8 Whereas TIMSS used a two-stage sample design (with sampling of schools in the first phase and sampling classes in the second phase), a three-level model with students nested in classes and classes nested in schools showed that the estimate of the variance of the achievement scores at the class level was small. The ICC (intraclass correlation coefficient) for MATH is .18 at the school level and .03 at the class level. The variance distribution for the content and cognitive subdomains is ICCschool = .16 and ICCclass = .03, and ICCschool = .15 and ICCclass = .02, respectively. However, we have to be prudent with the interpretation of these values, as in most countries the class and school level cannot be disentangled in TIMSS due to the fact that most schools only have one/two classes, as remarked by Rutkowski, Gonzalez, Joncas, and von Davier (Citation2010).

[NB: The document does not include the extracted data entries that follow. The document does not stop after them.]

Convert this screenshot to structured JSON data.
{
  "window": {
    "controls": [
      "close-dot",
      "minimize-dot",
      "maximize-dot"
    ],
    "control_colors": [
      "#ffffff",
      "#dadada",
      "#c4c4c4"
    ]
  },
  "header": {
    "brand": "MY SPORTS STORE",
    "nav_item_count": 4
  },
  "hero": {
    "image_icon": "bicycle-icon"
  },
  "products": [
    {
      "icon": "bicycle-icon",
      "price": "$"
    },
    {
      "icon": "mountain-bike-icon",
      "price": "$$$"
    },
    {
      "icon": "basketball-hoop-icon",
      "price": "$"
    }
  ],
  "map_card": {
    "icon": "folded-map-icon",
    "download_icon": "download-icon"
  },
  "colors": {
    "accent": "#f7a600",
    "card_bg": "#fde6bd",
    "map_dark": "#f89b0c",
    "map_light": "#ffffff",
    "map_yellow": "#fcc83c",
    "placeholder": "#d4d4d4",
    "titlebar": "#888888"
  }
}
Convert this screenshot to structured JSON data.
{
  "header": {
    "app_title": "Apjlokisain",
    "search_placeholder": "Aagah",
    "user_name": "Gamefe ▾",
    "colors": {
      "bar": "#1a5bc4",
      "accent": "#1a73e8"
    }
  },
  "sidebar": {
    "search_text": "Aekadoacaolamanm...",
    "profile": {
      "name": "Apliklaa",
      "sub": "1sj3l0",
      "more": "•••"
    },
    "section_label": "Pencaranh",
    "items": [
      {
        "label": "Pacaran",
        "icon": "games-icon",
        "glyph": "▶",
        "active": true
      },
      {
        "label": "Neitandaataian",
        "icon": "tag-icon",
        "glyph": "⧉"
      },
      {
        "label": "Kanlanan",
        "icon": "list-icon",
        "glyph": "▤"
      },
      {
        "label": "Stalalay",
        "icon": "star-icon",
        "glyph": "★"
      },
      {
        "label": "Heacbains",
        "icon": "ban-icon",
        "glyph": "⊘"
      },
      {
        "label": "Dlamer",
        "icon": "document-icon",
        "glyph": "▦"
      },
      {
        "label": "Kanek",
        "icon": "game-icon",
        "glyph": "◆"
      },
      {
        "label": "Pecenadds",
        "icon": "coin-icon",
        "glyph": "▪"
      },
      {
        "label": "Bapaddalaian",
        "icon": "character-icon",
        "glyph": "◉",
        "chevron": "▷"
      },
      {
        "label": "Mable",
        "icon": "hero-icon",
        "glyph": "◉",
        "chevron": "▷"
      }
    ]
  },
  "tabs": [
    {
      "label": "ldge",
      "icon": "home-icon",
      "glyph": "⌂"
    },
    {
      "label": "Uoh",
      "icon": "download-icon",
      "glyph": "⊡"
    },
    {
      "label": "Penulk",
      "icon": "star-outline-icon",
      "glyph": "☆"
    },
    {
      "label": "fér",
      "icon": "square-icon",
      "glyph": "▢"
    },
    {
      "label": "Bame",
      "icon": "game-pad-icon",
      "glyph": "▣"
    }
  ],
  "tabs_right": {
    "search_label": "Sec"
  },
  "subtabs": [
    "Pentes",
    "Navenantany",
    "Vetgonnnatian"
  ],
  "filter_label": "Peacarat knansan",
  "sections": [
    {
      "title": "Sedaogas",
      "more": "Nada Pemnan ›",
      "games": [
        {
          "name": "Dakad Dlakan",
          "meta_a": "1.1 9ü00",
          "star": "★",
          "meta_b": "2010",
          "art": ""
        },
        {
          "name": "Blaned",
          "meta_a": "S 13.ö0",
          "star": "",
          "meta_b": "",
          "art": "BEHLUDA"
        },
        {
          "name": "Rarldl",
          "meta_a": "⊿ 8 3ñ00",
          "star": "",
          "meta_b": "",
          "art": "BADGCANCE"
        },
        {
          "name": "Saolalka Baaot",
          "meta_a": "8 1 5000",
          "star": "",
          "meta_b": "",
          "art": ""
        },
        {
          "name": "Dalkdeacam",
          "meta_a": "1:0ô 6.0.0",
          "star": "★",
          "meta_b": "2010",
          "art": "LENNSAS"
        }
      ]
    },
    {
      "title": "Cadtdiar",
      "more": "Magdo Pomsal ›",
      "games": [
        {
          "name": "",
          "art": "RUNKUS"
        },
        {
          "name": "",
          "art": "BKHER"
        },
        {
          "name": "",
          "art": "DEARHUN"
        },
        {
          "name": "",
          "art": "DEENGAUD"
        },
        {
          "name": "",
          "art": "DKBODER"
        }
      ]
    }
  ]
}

9 Missing data in the independent variables included are very low, that is, 1.3% for SES, SCONF, and SEAS, 2% for gender, and 2.8% for LANG (other variables having no missingness).
10 In the analyses in R, we worked with the first plausible values, and used listwise deletion of missing cases (N = 658, 13.80%) as multiple imputation and FIML are not (yet) implemented in package lqmm.
11 In a model leaving out GROUP SES and GROUP LANG, CS showed significantly higher achievement levels compared to the mean. This may suggest that the relation between NETW and MATH is due to the existing differences in group composition of Flanders’ NETWs (or due to overcontrolling by taking into account group composition).
12 Upon request, results of Models 1, 2a, and 2b are available from the corresponding author.
13 Due to limitations of space, includes only the coefficients of intercept and of textbook on DAT in Model 3. Upon request, coefficients of other variables included in Model 3 and other dependent variables, as well as results of Models 1, 2a, and 2b, are available from the corresponding author.